My memory reviewed Lyra Erso's death with new eyes; Krennic had given the order first. The subsequent shot to his shoulder was just a consequence of her being hit in the chest. Orson Krennic had willingly killed Lyra Erso to prevent her from steering Galen away. This was why the scientist had been so wary, so afraid when we came to meet him. The presence of the death troopers now made a lot more sense.
I understood, now, why Galen Erso didn't want his daughter found; she'd be used as a hostage. By staying away, he was protecting her.
My fists clenched; this … this wasn't war with the rebels, or the alliance, or the separatists. This was domination, by any means, at any cost. Even our own.
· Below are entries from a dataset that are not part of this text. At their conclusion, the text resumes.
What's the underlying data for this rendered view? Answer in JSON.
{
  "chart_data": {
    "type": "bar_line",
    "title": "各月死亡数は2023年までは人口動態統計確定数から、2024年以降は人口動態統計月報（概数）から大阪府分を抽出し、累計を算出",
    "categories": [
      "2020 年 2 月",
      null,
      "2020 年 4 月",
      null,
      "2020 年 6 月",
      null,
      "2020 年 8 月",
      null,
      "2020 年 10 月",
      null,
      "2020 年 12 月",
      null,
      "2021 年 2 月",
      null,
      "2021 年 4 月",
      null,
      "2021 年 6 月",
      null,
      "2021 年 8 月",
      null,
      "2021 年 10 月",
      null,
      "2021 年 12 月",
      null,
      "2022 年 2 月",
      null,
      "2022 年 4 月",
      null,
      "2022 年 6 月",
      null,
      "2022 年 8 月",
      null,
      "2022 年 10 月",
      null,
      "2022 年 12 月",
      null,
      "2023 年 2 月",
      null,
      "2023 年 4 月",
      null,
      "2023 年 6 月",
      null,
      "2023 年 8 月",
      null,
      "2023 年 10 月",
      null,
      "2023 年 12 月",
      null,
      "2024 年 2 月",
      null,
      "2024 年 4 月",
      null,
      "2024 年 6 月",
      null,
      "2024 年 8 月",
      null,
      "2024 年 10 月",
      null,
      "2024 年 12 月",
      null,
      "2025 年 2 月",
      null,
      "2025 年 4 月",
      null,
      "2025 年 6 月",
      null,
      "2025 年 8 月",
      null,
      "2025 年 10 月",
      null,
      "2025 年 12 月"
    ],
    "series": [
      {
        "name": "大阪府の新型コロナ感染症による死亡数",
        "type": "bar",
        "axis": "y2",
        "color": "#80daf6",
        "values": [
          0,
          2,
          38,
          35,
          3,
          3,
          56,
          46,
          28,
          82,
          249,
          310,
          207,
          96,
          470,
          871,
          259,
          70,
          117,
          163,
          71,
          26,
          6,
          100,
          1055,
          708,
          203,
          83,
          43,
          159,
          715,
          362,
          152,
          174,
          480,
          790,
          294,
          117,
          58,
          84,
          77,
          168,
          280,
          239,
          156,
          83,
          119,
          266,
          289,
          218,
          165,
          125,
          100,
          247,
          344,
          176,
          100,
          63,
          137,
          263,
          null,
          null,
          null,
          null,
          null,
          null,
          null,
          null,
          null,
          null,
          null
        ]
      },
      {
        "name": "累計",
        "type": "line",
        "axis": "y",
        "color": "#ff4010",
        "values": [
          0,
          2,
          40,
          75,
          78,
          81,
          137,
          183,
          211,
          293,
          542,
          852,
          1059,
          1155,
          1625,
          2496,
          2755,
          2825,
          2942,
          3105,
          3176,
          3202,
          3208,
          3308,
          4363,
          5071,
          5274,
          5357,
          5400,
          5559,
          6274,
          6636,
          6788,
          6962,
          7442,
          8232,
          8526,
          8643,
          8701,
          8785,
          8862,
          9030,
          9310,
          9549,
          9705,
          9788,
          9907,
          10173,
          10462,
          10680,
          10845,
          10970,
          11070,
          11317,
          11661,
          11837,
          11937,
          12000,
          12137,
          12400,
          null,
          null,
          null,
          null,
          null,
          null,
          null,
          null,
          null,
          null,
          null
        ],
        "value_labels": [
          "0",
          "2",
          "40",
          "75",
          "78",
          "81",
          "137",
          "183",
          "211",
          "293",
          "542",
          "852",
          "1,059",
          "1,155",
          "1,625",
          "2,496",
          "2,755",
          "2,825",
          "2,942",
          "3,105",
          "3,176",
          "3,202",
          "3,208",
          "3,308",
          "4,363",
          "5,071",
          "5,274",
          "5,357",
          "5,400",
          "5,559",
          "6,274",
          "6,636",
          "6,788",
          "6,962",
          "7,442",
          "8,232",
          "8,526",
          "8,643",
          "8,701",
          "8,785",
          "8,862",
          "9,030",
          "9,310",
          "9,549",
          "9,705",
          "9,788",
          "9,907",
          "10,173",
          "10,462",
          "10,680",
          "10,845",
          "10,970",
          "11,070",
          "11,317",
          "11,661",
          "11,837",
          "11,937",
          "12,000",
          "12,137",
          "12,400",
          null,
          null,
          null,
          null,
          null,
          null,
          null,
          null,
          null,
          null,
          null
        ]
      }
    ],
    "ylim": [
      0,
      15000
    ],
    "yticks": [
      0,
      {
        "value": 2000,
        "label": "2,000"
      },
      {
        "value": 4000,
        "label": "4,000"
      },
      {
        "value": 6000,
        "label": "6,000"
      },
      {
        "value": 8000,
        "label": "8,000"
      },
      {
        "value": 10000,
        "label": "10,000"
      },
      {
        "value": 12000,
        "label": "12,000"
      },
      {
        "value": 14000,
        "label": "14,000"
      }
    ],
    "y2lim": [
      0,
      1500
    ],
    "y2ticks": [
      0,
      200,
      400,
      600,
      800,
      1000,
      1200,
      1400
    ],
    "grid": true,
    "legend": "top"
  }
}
If I failed tomorrow, would my mentor have me killed as well?
What if the base we were building, the weapon we were engineering, was used with the same purpose? The same disdain for human life? What if it wasn't a defensive weapon after all?
My hands were shaking now, the sounds of the lab a buzz in my ears; I needed to gather my wits.
How blind was I, with my career and single-minded goal?
A warm hand landed on my shoulder. Sturdy and reassuring. Human contact meant to support. And when Galen Erso bent over my shoulder to write, I slightly reclined against him, just for the sake of seeking warmth in this mad world. I couldn't help it; even laden with grief, I found him reassuring.
You are not a bad woman, just really naïve, he wrote. Like I was. You need to see the world as it is now.
He left me too soon, wary of this exposed moment proximity. But from his office, he gave me an encouraging look; one that still held hope.
I crushed my jaw as I nodded. Then my gaze hardened. Everything I believed in had just been turned upside down. I would need time to reassess this new world and make sense of it. But I had always been good at it; to redefine the universe from scratch. To think that I could depile any mathematical theory, but had been too engrossed in equations to take a look at the real world! What a fucking joke!
I realised that I was now stuck in a very precarious position; I needed more information. And I was going to be very sneaky about it. After all, Krennic wanted to make a spy out of me, one lovely weapon that would do his bidding and ensure his goals were met. A bait to get Galen Erso to work again while I replaced the wife he had killed.
Cold determination washed over me, crushing my feelings so that I could analyse the data with a level head. Silencing my heart whose affection had been so misplaced. How much of Krennic's words, of his attention, had been true? How much driven by his need to steer me in the right direction.
I would have my revenge. War was officially declared.